Any individual who elected to go to Trial by Congress would then be required, with suitable examination of both parties beforehand and afterwards, to perform the sexual act with his estranged wife in front of a panel of experts - doctors, midwives and priests - to prove beyond a doubt that he possessed the ability to procreate. Such men were either masochists or desperate to hang onto a wife for her money. If he succeeded, the marriage stood. If he failed, he effectively lost everything.

Apparently there were as many as 10,000 such trials in France in the 16th century. I am sure there were some, perhaps many, women who deserved to be free of their husbands (for a whole variety of reasons) and the mechanism of the impotence courts served them well.
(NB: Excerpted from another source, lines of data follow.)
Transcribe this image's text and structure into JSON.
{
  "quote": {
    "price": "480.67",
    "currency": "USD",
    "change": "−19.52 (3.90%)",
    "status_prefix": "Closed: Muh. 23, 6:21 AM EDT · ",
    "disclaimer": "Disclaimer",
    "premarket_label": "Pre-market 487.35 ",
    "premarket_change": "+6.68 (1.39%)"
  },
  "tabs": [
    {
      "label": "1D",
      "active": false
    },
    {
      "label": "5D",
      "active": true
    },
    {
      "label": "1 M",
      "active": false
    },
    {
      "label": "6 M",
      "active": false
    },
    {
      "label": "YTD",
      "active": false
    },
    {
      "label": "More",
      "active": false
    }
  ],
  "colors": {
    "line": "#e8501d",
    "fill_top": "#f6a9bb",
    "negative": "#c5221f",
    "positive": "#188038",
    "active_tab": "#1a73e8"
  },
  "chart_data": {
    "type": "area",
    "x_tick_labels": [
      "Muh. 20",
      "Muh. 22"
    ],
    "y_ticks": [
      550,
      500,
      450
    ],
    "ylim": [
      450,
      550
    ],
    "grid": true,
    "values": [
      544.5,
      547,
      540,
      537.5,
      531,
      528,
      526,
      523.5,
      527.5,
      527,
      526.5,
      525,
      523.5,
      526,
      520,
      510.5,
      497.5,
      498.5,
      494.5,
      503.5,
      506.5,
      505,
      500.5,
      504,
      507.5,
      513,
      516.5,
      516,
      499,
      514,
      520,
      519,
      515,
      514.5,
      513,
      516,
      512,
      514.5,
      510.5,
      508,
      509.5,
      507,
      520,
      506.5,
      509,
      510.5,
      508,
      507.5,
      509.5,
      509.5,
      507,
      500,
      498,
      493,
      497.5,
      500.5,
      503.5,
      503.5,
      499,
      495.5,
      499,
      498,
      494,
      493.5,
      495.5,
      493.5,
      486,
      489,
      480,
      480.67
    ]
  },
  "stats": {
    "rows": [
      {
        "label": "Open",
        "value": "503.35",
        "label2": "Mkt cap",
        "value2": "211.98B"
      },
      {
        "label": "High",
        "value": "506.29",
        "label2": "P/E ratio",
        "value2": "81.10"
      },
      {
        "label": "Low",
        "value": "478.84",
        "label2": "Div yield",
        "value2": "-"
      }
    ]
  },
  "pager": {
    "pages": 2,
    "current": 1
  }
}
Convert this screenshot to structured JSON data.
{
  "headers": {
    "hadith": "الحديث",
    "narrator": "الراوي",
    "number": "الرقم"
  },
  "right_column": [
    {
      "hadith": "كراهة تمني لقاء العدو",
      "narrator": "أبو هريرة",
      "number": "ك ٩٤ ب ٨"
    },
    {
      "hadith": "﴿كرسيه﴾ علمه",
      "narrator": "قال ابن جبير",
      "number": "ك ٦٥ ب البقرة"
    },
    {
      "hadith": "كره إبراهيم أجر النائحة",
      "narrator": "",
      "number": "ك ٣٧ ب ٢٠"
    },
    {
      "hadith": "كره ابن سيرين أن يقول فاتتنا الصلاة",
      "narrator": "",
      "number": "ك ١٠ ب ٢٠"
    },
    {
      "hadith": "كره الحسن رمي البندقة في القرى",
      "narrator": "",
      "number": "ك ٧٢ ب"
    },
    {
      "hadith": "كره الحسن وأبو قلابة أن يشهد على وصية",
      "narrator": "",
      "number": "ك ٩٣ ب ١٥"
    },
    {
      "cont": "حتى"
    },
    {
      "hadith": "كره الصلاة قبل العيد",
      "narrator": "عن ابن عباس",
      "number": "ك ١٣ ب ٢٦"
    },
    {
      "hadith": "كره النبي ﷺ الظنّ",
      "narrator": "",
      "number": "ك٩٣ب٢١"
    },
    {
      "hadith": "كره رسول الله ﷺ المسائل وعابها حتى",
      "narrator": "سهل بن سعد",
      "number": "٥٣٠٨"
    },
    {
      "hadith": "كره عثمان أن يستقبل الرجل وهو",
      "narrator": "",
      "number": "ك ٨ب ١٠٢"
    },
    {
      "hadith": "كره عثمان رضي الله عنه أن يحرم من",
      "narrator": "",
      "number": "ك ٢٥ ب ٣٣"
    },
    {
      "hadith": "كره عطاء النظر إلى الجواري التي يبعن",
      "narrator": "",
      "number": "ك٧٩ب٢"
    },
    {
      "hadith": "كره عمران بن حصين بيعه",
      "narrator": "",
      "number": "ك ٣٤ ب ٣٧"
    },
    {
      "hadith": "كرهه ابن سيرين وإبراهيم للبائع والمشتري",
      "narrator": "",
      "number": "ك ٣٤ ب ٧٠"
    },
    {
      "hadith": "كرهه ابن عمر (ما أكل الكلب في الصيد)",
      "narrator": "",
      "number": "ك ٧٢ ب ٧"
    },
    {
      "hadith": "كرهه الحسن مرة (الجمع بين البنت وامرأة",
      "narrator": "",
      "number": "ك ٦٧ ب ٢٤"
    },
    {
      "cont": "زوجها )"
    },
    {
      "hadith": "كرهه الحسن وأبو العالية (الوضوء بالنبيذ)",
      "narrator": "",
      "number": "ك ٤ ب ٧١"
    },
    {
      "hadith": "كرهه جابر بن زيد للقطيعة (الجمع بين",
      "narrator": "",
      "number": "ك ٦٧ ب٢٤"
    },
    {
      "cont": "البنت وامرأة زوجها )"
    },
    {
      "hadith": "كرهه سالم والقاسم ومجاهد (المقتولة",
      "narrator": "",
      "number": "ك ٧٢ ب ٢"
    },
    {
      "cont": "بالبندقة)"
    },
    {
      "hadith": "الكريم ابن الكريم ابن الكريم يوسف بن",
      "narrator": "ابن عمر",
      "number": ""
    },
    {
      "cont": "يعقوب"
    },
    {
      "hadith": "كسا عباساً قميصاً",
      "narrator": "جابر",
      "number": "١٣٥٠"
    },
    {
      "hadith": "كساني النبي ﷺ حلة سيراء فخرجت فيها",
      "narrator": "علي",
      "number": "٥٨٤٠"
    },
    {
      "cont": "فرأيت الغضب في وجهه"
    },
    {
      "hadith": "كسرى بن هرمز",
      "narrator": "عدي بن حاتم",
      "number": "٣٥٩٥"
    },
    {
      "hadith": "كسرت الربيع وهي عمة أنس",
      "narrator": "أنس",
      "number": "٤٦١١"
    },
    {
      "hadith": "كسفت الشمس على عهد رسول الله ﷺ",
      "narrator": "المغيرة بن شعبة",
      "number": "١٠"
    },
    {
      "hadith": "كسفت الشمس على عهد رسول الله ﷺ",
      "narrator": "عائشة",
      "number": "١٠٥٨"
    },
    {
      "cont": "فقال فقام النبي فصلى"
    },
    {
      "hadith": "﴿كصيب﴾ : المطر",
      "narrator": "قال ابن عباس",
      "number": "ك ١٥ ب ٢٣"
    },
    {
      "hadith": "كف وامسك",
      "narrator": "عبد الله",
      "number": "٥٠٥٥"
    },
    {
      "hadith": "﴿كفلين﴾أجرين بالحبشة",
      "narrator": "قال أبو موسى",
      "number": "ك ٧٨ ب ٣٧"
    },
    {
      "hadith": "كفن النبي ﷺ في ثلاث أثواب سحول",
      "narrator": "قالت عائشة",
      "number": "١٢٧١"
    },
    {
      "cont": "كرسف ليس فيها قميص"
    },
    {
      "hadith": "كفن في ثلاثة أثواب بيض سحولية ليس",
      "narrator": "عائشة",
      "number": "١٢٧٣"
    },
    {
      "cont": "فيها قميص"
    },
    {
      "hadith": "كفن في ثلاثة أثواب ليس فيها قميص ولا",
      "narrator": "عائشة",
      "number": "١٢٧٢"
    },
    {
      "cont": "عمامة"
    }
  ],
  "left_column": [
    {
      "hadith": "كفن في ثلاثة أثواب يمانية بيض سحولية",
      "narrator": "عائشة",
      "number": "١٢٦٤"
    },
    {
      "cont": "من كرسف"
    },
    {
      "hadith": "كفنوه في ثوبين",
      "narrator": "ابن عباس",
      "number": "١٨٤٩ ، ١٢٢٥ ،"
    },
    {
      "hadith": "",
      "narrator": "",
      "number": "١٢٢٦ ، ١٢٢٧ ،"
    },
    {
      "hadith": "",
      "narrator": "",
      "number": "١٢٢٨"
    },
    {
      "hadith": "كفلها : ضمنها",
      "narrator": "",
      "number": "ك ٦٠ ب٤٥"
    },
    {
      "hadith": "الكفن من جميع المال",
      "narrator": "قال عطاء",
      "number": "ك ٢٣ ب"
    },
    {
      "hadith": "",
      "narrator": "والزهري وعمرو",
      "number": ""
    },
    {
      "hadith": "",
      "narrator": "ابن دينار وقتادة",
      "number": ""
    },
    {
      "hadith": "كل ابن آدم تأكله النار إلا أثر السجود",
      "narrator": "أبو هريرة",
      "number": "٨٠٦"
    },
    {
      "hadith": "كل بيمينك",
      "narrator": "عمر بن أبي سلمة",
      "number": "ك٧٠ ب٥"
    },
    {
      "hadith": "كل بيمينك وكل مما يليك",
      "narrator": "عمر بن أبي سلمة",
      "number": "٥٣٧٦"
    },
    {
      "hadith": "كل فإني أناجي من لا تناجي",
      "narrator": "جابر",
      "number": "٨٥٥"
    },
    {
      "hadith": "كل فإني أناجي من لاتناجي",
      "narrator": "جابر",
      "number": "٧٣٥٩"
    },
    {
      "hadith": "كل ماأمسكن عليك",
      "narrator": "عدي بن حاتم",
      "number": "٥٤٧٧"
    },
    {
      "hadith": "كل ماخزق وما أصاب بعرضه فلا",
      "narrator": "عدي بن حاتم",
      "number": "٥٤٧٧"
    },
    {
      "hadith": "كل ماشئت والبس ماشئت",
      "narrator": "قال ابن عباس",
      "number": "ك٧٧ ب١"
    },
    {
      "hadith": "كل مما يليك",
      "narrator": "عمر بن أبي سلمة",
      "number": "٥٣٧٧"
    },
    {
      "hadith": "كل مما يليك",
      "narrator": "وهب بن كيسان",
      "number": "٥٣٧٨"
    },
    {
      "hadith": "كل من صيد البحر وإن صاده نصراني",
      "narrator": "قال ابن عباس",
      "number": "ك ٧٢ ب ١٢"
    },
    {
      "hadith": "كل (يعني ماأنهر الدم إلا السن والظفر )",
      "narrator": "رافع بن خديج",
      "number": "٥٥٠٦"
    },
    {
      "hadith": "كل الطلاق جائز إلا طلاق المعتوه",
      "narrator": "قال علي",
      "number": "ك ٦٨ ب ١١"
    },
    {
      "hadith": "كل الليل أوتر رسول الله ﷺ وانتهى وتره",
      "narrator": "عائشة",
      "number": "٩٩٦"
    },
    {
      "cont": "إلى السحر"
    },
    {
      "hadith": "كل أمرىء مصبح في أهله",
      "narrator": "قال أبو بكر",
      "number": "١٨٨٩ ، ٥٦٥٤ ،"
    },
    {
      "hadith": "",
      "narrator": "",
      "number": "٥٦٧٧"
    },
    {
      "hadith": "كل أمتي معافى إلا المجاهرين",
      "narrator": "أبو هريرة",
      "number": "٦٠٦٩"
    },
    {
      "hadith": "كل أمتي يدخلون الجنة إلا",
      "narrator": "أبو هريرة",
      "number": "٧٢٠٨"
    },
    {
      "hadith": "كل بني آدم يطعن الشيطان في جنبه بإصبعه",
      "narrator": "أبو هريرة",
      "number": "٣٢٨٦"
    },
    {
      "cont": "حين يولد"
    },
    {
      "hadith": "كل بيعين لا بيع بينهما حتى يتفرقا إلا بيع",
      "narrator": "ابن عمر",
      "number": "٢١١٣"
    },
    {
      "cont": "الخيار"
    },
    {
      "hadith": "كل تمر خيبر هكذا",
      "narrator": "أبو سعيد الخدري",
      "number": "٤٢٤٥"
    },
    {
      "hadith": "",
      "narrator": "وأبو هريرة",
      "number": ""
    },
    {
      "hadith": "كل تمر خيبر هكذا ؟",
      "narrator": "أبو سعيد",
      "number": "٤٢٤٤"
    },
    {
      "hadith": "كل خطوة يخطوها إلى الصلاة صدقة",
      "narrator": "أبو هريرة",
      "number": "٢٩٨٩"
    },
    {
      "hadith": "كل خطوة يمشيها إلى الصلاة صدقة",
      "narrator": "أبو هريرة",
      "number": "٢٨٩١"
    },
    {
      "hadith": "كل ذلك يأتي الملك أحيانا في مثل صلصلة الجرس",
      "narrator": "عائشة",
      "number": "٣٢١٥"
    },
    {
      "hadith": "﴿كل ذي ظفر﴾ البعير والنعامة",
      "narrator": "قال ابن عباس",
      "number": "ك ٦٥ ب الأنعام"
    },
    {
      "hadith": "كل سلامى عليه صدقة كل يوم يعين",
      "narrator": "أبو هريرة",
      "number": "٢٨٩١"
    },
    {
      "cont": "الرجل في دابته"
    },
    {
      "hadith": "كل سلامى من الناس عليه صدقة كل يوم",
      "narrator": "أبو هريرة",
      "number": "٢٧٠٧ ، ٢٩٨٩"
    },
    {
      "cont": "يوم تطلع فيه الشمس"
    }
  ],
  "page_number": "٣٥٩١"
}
I am equally sure there were many men who were ill-served by the processes outlined above. Thankfully we are slightly more civilised about it all six hundred years down the line.

And so to this week's poem, which seeks to furnish some light-hearted relief at the end of what has proved a deeply disturbing journey through the mores of our (French) ancestral past. If it sounds somewhat puerile, blame it on regression caused by shock! It attempts to put a positive spin on the whole thing - as why wouldn't it?

Arise Sir Loin!
Arise, Sir Loin,
knight of the wronged wives.
Spring forth
and put these pining plaintiffs
to the sword of pleasure.
Stay strong,
bury your measure up to the hilt
in their treasure
and feel no guilt
for our country loves
your gallant stand
and in so servicing the ladies
you do serve the Lord.
Ride glorious then,
ride on at His command
till kingdom come,
that when at last
your lancing days are done,
all your good seed being sown,
you may withdraw at leisure
to hang your head with pride.


Thanks for reading. May all your Easter rabbits be generous, S ;-)
Reactions:

9 comments:

Anonymous said...

Holy moly! I've heard the 'it won't stand up in court' punchline before but I never realised stuff like this lay behind it.

Anonymous said...

No way!

Anonymous said...

the eiffle tower didn't even exist in the 16th century

Steve Rowland said...

No sh!t, Anon. I think we all know that. (Eiffel, by the way.) What did you think of the blog?

Anonymous said...

Scary if true.

Matt West said...

Upstanding blog! :-D

Anonymous said...

Scarily strange, that's true! Your poem made me smile.

Anonymous said...

Very naughty ;-)

Anonymous said...

"..hang your head with pride" - very clever inversion that. Also, regarding those courts, nothing would surprise me - bonkers as you said.